British cinema rarely gets the credit it deserves for the way it’s able to inspire and entertain audiences. Never was that more true than during World War II when London and surrounding areas were being bombarded by German air raids. In response, the British Ministry of Information turned to older filmmakers and crew who hadn’t been called off to the warfront to help create entertainment and inspiration for British citizens during those difficult times.
Based on Lissa Evans’ 2009 novel Their Finest Hour and a Half–adapted here by Gaby Chiappe–this new film from Danish filmmaker Lone Scherfig (An Education) comes at the perfect time when the discussion about equal pay and treatment of women in the workplace is once again very much at the forefront of conversations. Yet it somehow handles this subject in an impressively evenhanded manner.
Gemma Arterton’s Catrin Cole comes from the world of advertising, hired by the ministry to write “women’s dialogue” (called “slop”) for their thinly-veiled propaganda films, getting paid less than her male writing partner, Tom Buckley (Sam Claflin). Catrin’s husband Ellis (Jack Huston) doesn’t see any point in her working, despite the fact that he is a starving artist barely able to keep a roof over their heads. As Catrin starts to acclimate herself to being an unappreciated screenwriter, she finds a story about two brave twin sisters who take their father’s boat to save soldiers at the battle of Dunkirk.
After convincing the Ministry to turn it into a movie called The Nancy Starling (the name of the boat), Catrin then has her own battle to fight in keeping the focus of the movie on the two young women. The Ministry insists on casting an American soldier (Jake Lacy) with no acting experience in hopes the movie will appeal to the “Yanks” just joining the war. They also cast Bill Nighy’s Ambrose Hilliard, a serious British acting vet who has been struggling late in his career and who begrudgingly agrees to play the girl’s drunken uncle Frank, a comic relief role.
For many reasons, I’ve been a fan of almost everything Gemma Arterton has done since I first saw her in a movie—probably Guy Ritchie’s RocknRolla or maybe Quantum of Solace. Maybe it’s because she often comes across as the quintessential British actress– she’s eloquent and charming with a way of capturing women from the previous century. The role of Catrin couldn’t be more perfect for Arterton’s skills at playing a woman you generally are rooting for to get everything she wants out of life. That’s not always the case with Their Finest, because the story still takes place during Britain’s toughest times, and the fact the movie takes place during the bombings is not treated on lightly.

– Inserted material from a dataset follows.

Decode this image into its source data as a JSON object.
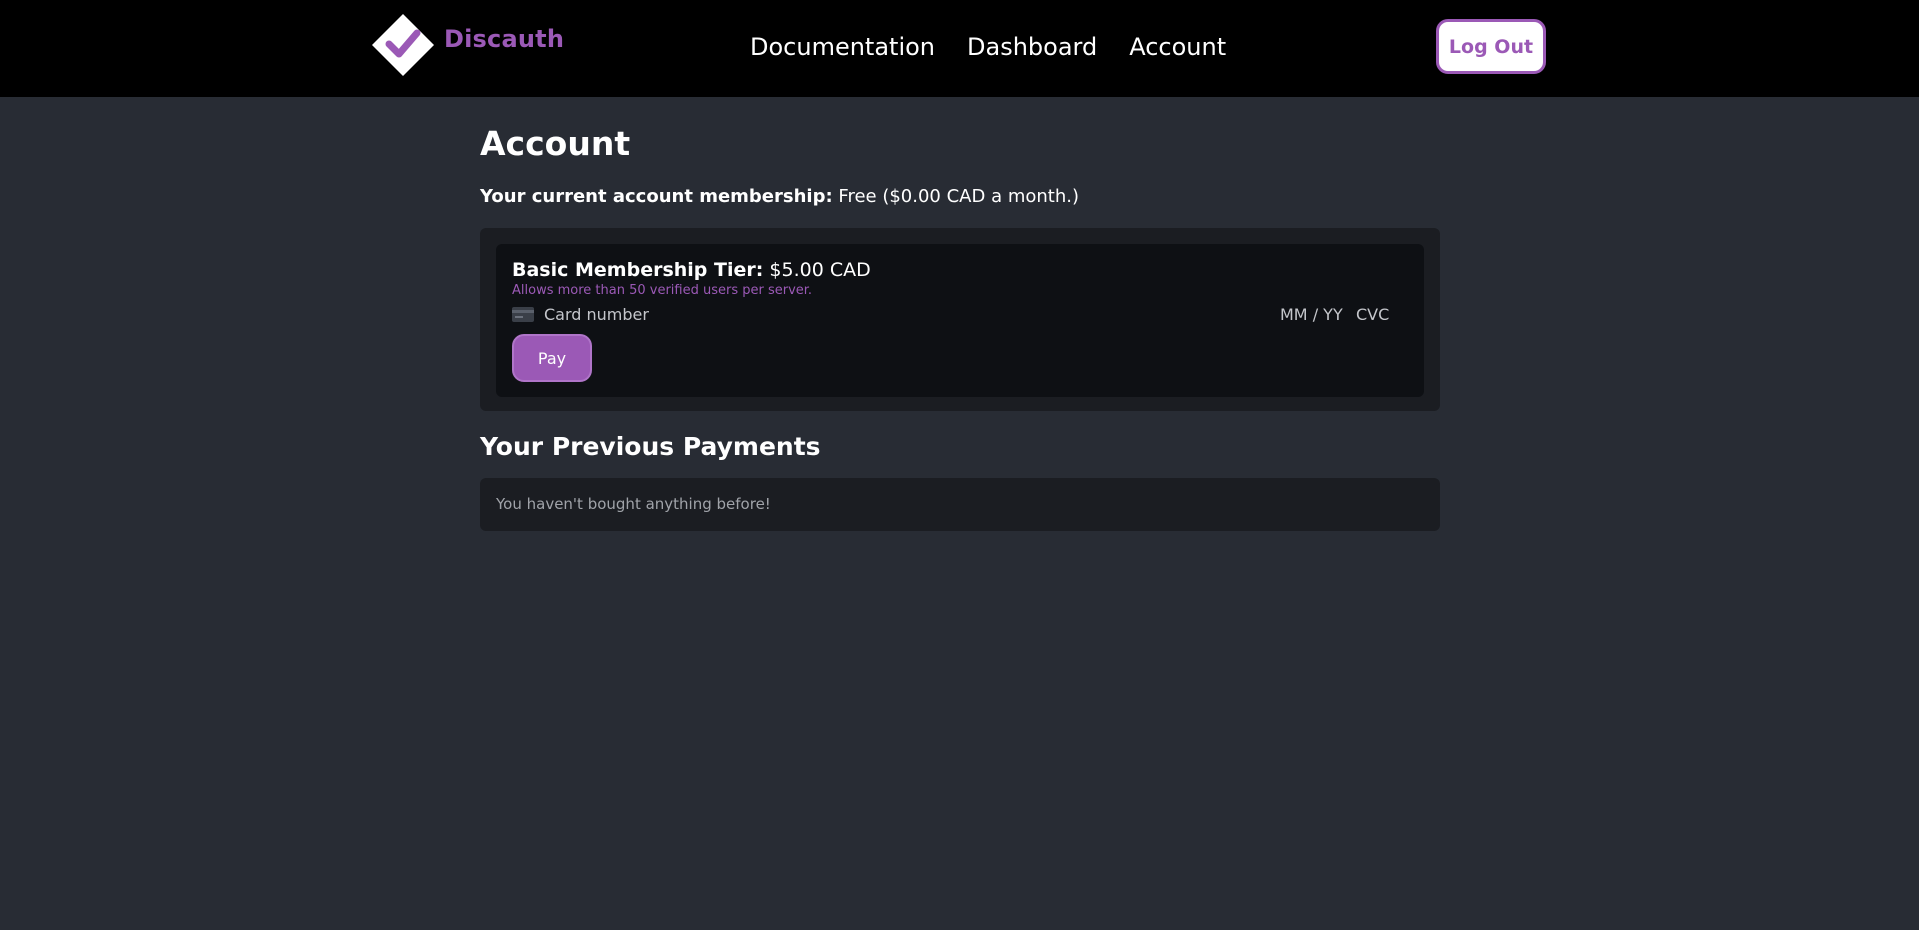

The other key component that helps make Their Finest so enjoyable is the humor Bill Nighy brings to every scene, especially once he gets on set and starts interacting with others, including the American non-actor he is asked to take under his wing. Nighy isn’t just used as comic relief in this movie, though, as he brings some big-time gravitas to a number of scenes when the fact the country is at war has a serious, personal impact on those making the movie.
There’s also an almost obligatory romantic angle to this story, essentially a love triangle between Catrin, Tom, and her husband Ellis, who doesn’t support his wife being off on a movie set surrounded by men even though her wages are paying their rent. It’s an aspect that’s wisely underplayed as to not take away from the purpose of the film, which isn’t just to show that women can do anything men can do, but also to shine a light on the most underappreciated person on a movie set… the writer.
The movie’s best moments are the ones that effectively give you a behind-the-scenes look at what it may have been like making movies during those times. It feels like Scherfig, surrounded by many women on her crew–a subtle counterpoint to the male-heavy British film crews that were the norm–has a good handle on this era of filmmaking, which shows during the “movie within a movie” scenes of a Dunkirk film that’s far smaller and lower budget than the one Christopher Nolan has in store for audiences this summer. (Their Finest also offers an interesting juxtaposition to the mini-series Five Came Back, now streaming on Netflix, which looks at some of the American directors who enlisted in the military and shot WWII footage.)
Their Finest certainly won’t be for everyone, especially those expecting or desiring a serious drama and/or lighter romantic fare from a movie that bounces between the two fairly regularly. It’s certainly one of Scherfig’s best films since An Education, and a movie that feels more relevant and timely than some might expect, yet also one that is also able to take your mind off what’s going on in the real world. In other words, it’s as entertaining as it is inspiring, just like the movie that’s being made in the movie.
Their Finest opens in New York and L.A. on Friday and in other cities over the course of April.